The beginning of the school year and the cupboard is, yet again, bare. I’m sure I left plenty of baked goods, but all that remains is some neglected fruit cake and a container lined with biscotti crumbs. The Horror puts in a request for pistachio friands. He had spent many months of solid nagging to get me to develop a recipe for these that he would find acceptable. Most recipes are just for plain friands with a couple of pistachios dumped on top, not even to be thought of. I managed to make some a couple of weeks ago, and he condescended to enjoy them very much. I even offered one to his piano teacher with his weekly cup of tea, but felt a curiously familiar xraying sensation pass over me as I handed over the plate. The Horror has inherited his father’s icy death stare! That boy needs to learn that he doesn’t get exclusive rights to any baked goods, no matter how much of a hand he had in the development of the recipe.
It was pretty simple in the end. I’ve just substituted a cup of ground pistachios for the cup of almond meal in the traditional recipe. I’ve been grinding nuts in an old coffee grinder we possibly got as a wedding present, and it does a pretty reasonable, if rustic, job.

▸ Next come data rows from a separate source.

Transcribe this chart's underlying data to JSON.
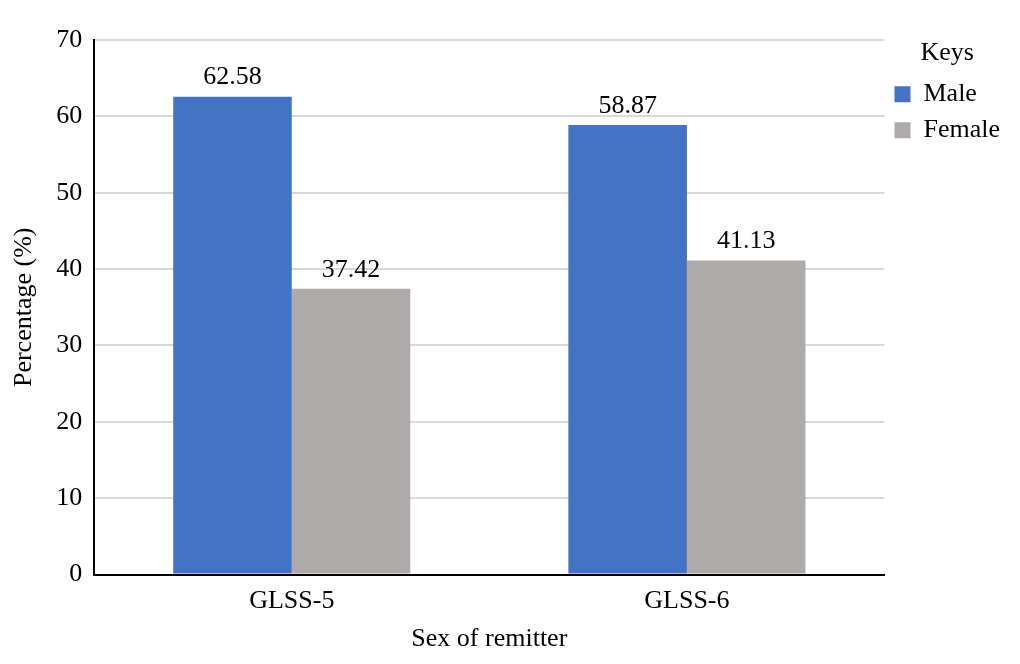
{
  "chart_data": {
    "type": "bar",
    "xlabel": "Sex of remitter",
    "ylabel": "Percentage (%)",
    "legend_title": "Keys",
    "categories": [
      "GLSS-5",
      "GLSS-6"
    ],
    "series": [
      {
        "name": "Male",
        "color": "#4472c4",
        "values": [
          62.58,
          58.87
        ]
      },
      {
        "name": "Female",
        "color": "#aeaaaa",
        "values": [
          37.42,
          41.13
        ]
      }
    ],
    "ylim": [
      0,
      70
    ],
    "yticks": [
      0,
      10,
      20,
      30,
      40,
      50,
      60,
      70
    ],
    "grid": "y",
    "legend": "top right",
    "data_labels": true
  }
}
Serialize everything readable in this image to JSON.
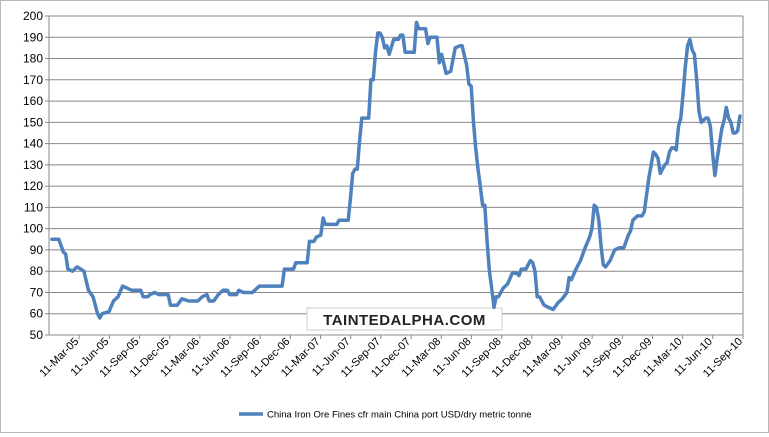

So the recipe, if you want it, is really simple. You just mix together a cup of, in this case, pistachio meal, three quarters of a cup of flour, one and two thirds of a cup of icing sugar and a teaspoon of baking powder. Add 125 grams of melted butter and three eggs and mix well.
Except that I didn’t have any icing sugar, because someone at Coles today had my shopping list and had gone around before me taking everything I wanted off the shelves. I hate them so much. No, I won’t love Coles brand soft icing mixture instead, it’s probably made with the ground up souls of exploited farmers. So I gave my new blender an appraising look, and tipped in some caster sugar. I started it off slow, then cranked it up until there was a whirling snowstorm of sugar in there. Great, I won’t need to buy icing sugar any more. I should probably consider doing the nut meal in there too. What an excellent Christmas present that was.
Where were we? Oh yes, spoon the mixture into friand tins. That’s if you really want to thoroughly grease and flour them. I’ve been experimenting with using baking paper as muffin cases because I’m pretending to be an upmarket cafe, and they’re going to work well in friand tins because of the oval shape. So I take my baking paper and cut strips a third of the width across, if you see what I’m saying, then cut them off square. Yes, I should have taken a picture, but I’m in the middle of making dinner now, so use your imaginations. Poke the squares down into the friand shapes, then load them almost to the top with mixture, it doesn’t rise very much. I’m calling them rustic because of the consistency of the pistachio meal and because I’m using whole eggs. This is what they look like.
They look a lot more like real friands, with that rise in the middle with a little break in it, if you use finer meal and five egg whites instead of the three eggs. With the amount if friands we get through, I’m not bothering. These have a distinct murky green colour, a slightly chewy outside and a slightly heavy but recognisably friandy crumb. They’ve gone straight to the top of the Horror’s request list.